Tea tree oil has been shown to be effective in treating athlete's foot, according to a 2002 study. But whether that carries over to treating other types of ringworm is not known.

The fungi that cause it are everywhere. Still, there are some things you can do to lower your chances of getting ringworm or to stop it from spreading:

  • Keep your skin clean and dry.
  • Wear flip-flops in locker rooms and public showers.
  • Change your socks and underwear at least once each day.
  • Don’t share clothes, combs, brushes, or towels.
  • If you play sports, keep your gear and uniform clean, and don’t share them with other players.
  • Wash your hands with soap and water after playing with pets. If your pets have ringworm, see your vet.
  • Disinfect surfaces and floors. Spray down gym equipment, including exercise mats.
  • Wash all bedding, towels, and clothes in hot water with detergent.
  • If you touch a body part with ringworm, be sure to wash your hands with soap and water before you touch another body part or surface.

Ringworm rarely causes serious complications. But you could get:

  • Kerion. Ringworm of the scalp can develop into an inflammation called kerion, which is a collection of pus-filled swellings with a yellow crust on your head. Without treatment, it can cause permanent hair loss and scarring.
  • Hyperpigmentation. After your ringworm rash has healed, you may see dark marks on your skin. This is more common in people of African, Asian, or Hispanic descent than in white people.
  • Nail deformities. Ringworm on your nails can leave them deformed, broken, and discolored.
  • Infection. If cracked skin is not treated, it allows bacteria to enter, giving you a secondary infection. Signs of this include a high fever or chills and a smelly discharge from the affected area.
  • Majocchi's granuloma. This is a rare hair follicle infection caused by ringworm. Pus-filled pink-red spots are common and hair can be easily removed. It can occur in any part of the body with hair, but it's most often seen on the scalp, face, forearms, and legs.

Ringworm is very contagious but easily treatable. If an OTC cream doesn't work, your doctor will prescribe some pills for you to take. Be careful not to spread it around by sharing clothes and linens with others or touching someone else.
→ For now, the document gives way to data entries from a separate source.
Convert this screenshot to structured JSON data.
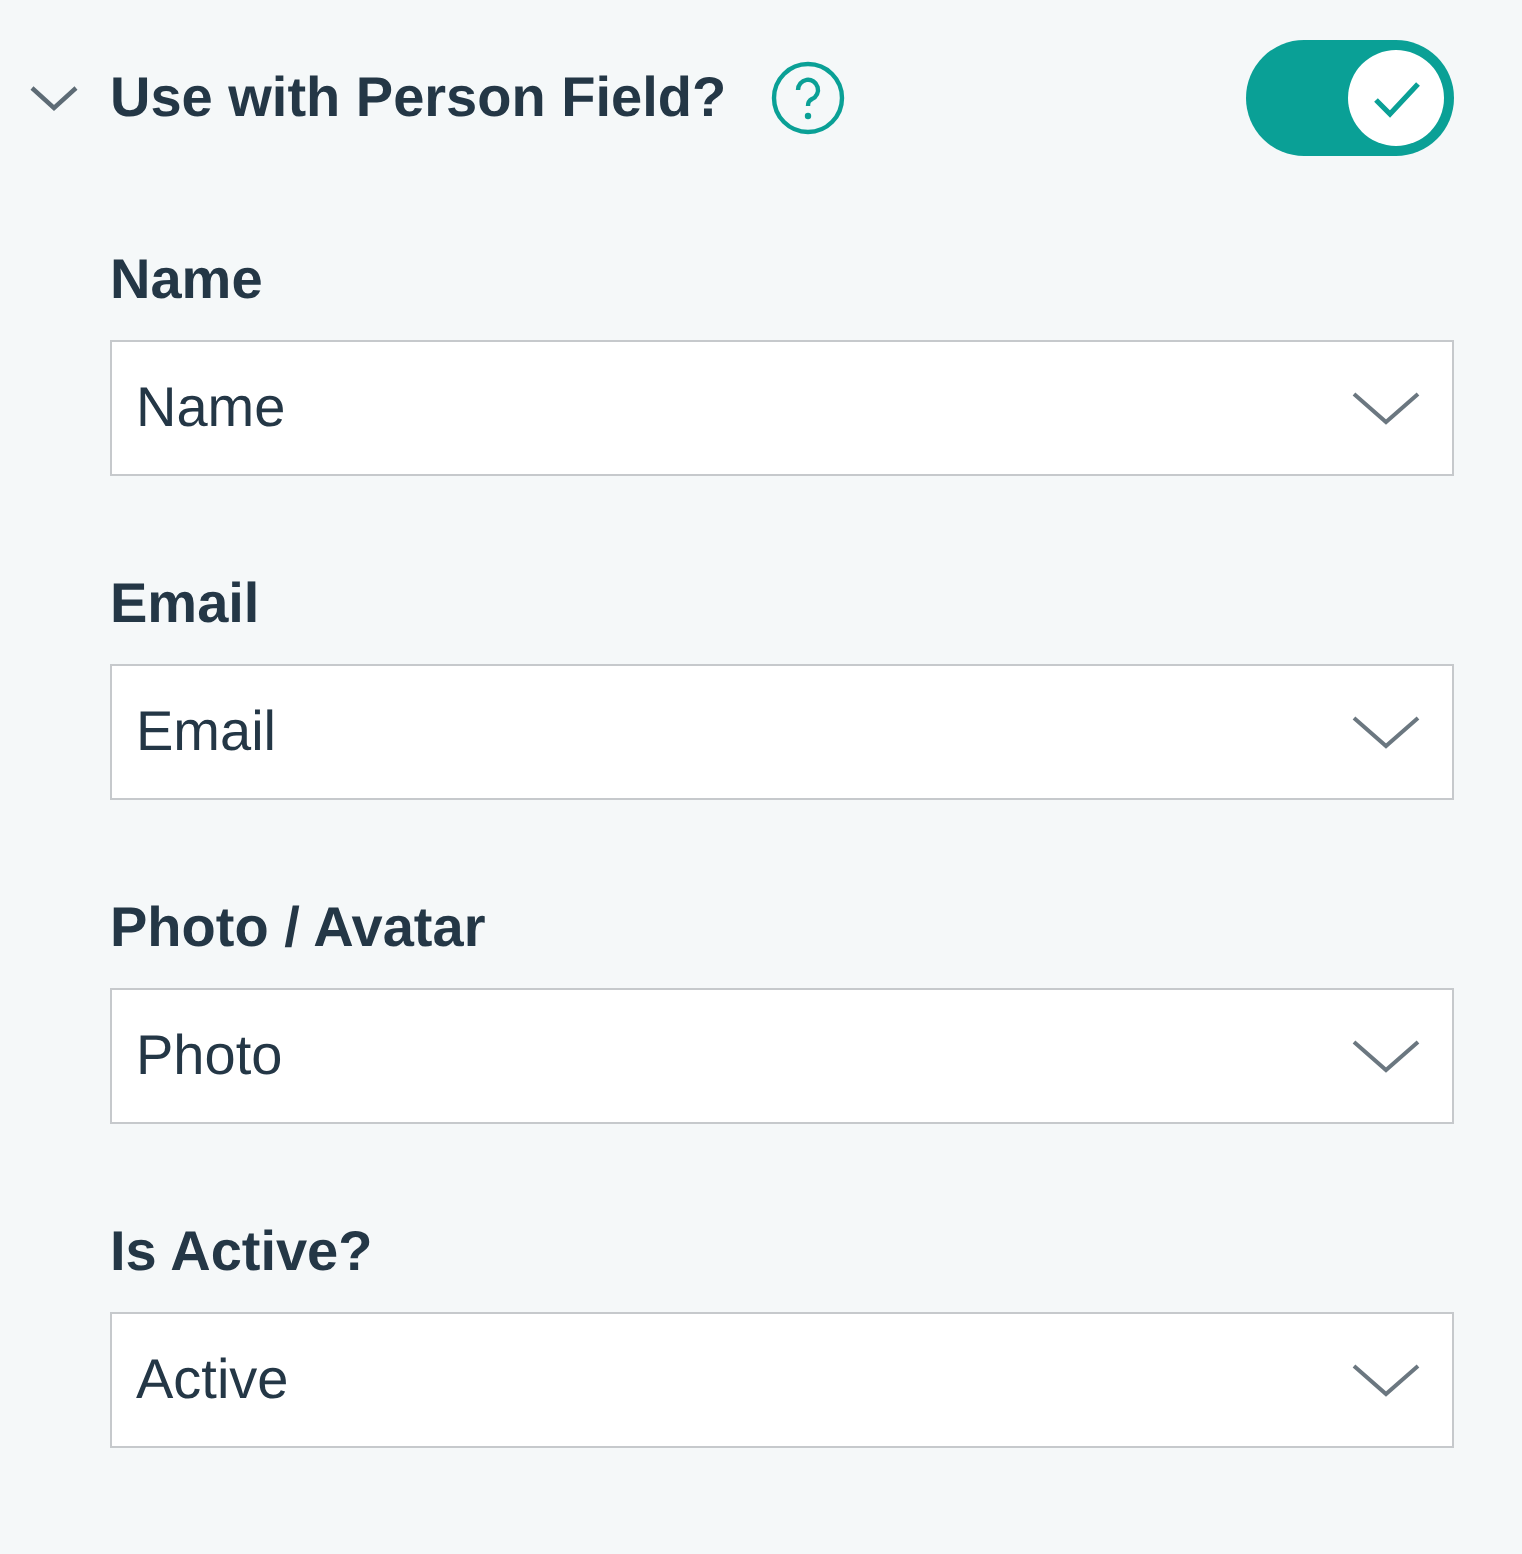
{
  "section": {
    "title": "Use with Person Field?",
    "expanded": true,
    "toggle_on": true
  },
  "fields": [
    {
      "label": "Name",
      "value": "Name"
    },
    {
      "label": "Email",
      "value": "Email"
    },
    {
      "label": "Photo / Avatar",
      "value": "Photo"
    },
    {
      "label": "Is Active?",
      "value": "Active"
    }
  ]
}
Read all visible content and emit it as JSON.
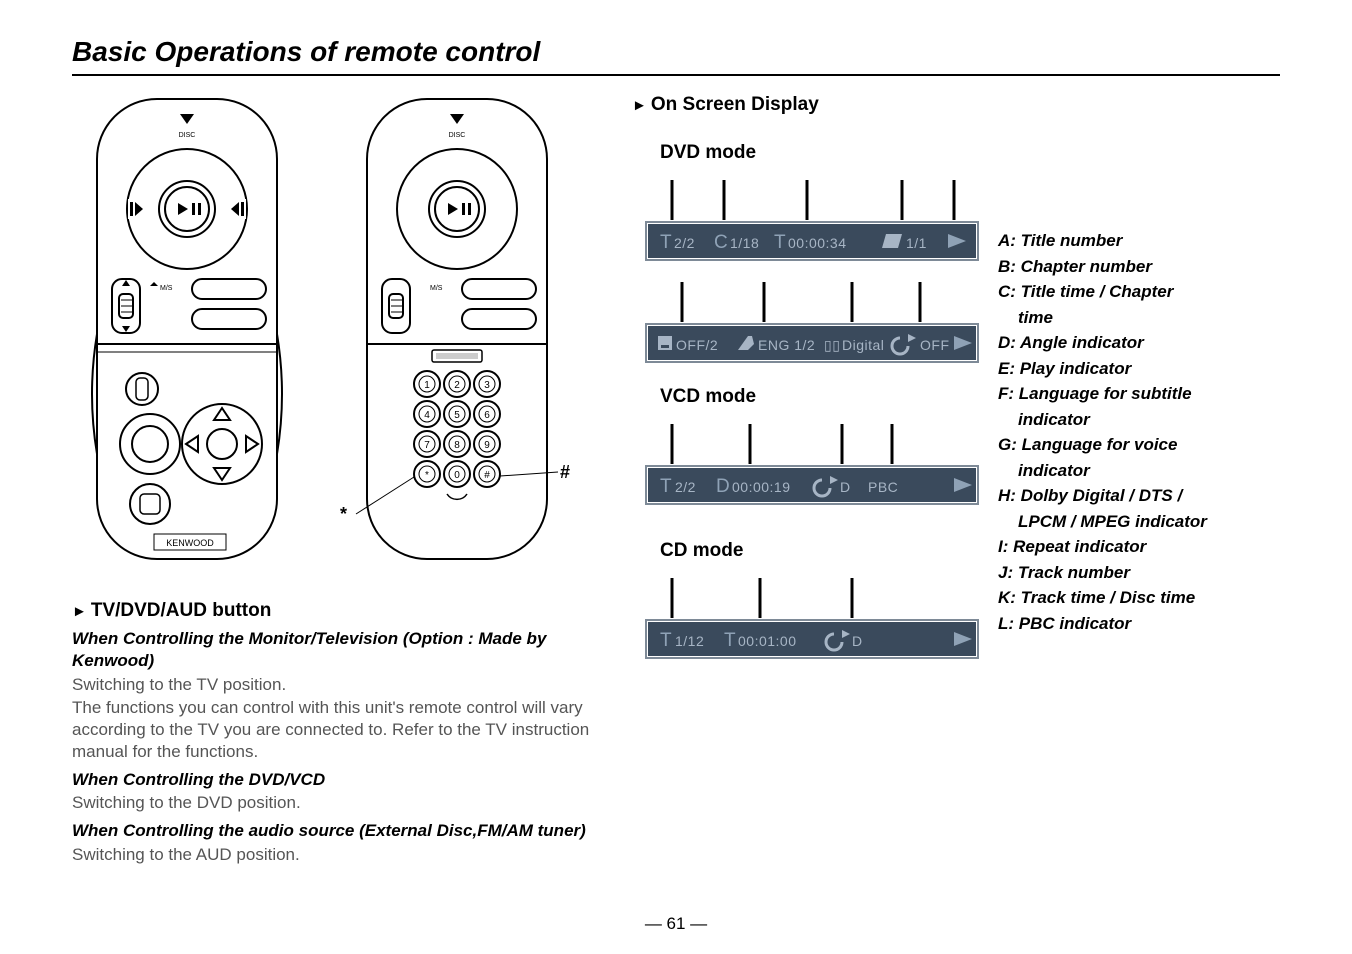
{
  "page_title": "Basic Operations of remote control",
  "page_number": "— 61 —",
  "remote_labels": {
    "star": "*",
    "hash": "#",
    "brand": "KENWOOD",
    "disc": "DISC",
    "mis": "M/S"
  },
  "left": {
    "heading1": "TV/DVD/AUD button",
    "sub1": "When Controlling the Monitor/Television (Option : Made by Kenwood)",
    "body1a": "Switching to the TV position.",
    "body1b": "The functions you can control with this unit's remote control will vary according to the TV you are connected to. Refer to the TV instruction manual for the functions.",
    "sub2": "When Controlling the DVD/VCD",
    "body2a": "Switching to the DVD position.",
    "sub3": "When Controlling the audio source (External Disc,FM/AM tuner)",
    "body3a": "Switching to the AUD position."
  },
  "right": {
    "osd_title": "On Screen Display",
    "dvd_mode": "DVD mode",
    "vcd_mode": "VCD mode",
    "cd_mode": "CD mode",
    "osd": {
      "dvd1": {
        "a": "T",
        "a2": "2/2",
        "b": "C",
        "b2": "1/18",
        "c": "T",
        "c2": "00:00:34",
        "d": "1/1"
      },
      "dvd2": {
        "f": "OFF/2",
        "g": "ENG 1/2",
        "h": "Digital",
        "i": "OFF"
      },
      "vcd": {
        "j": "T",
        "j2": "2/2",
        "k": "D",
        "k2": "00:00:19",
        "i": "D",
        "l": "PBC"
      },
      "cd": {
        "j": "T",
        "j2": "1/12",
        "k": "T",
        "k2": "00:01:00",
        "i": "D"
      }
    },
    "legend": [
      "A: Title number",
      "B: Chapter number",
      "C: Title time / Chapter",
      "   time",
      "D: Angle indicator",
      "E: Play indicator",
      "F: Language for subtitle",
      "   indicator",
      "G: Language for voice",
      "   indicator",
      "H: Dolby Digital / DTS /",
      "   LPCM / MPEG indicator",
      "I:  Repeat indicator",
      "J: Track number",
      "K: Track time / Disc time",
      "L: PBC indicator"
    ]
  }
}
What are two signs of ringworm?

Two signs include itchy skin and a ring-shaped patch on your skin.

How do you get rid of ringworm quickly?

Use an antifungal cream or medication. You might see results in a few days, but use it as long as your doctor recommends.

Does ringworm go away on its own?

It can, but it might take a few weeks to a few months. And in the meantime, it might spread to other parts of your body or to other people. It's much better to get treatment from the pharmacy than to wait it out or use home remedies.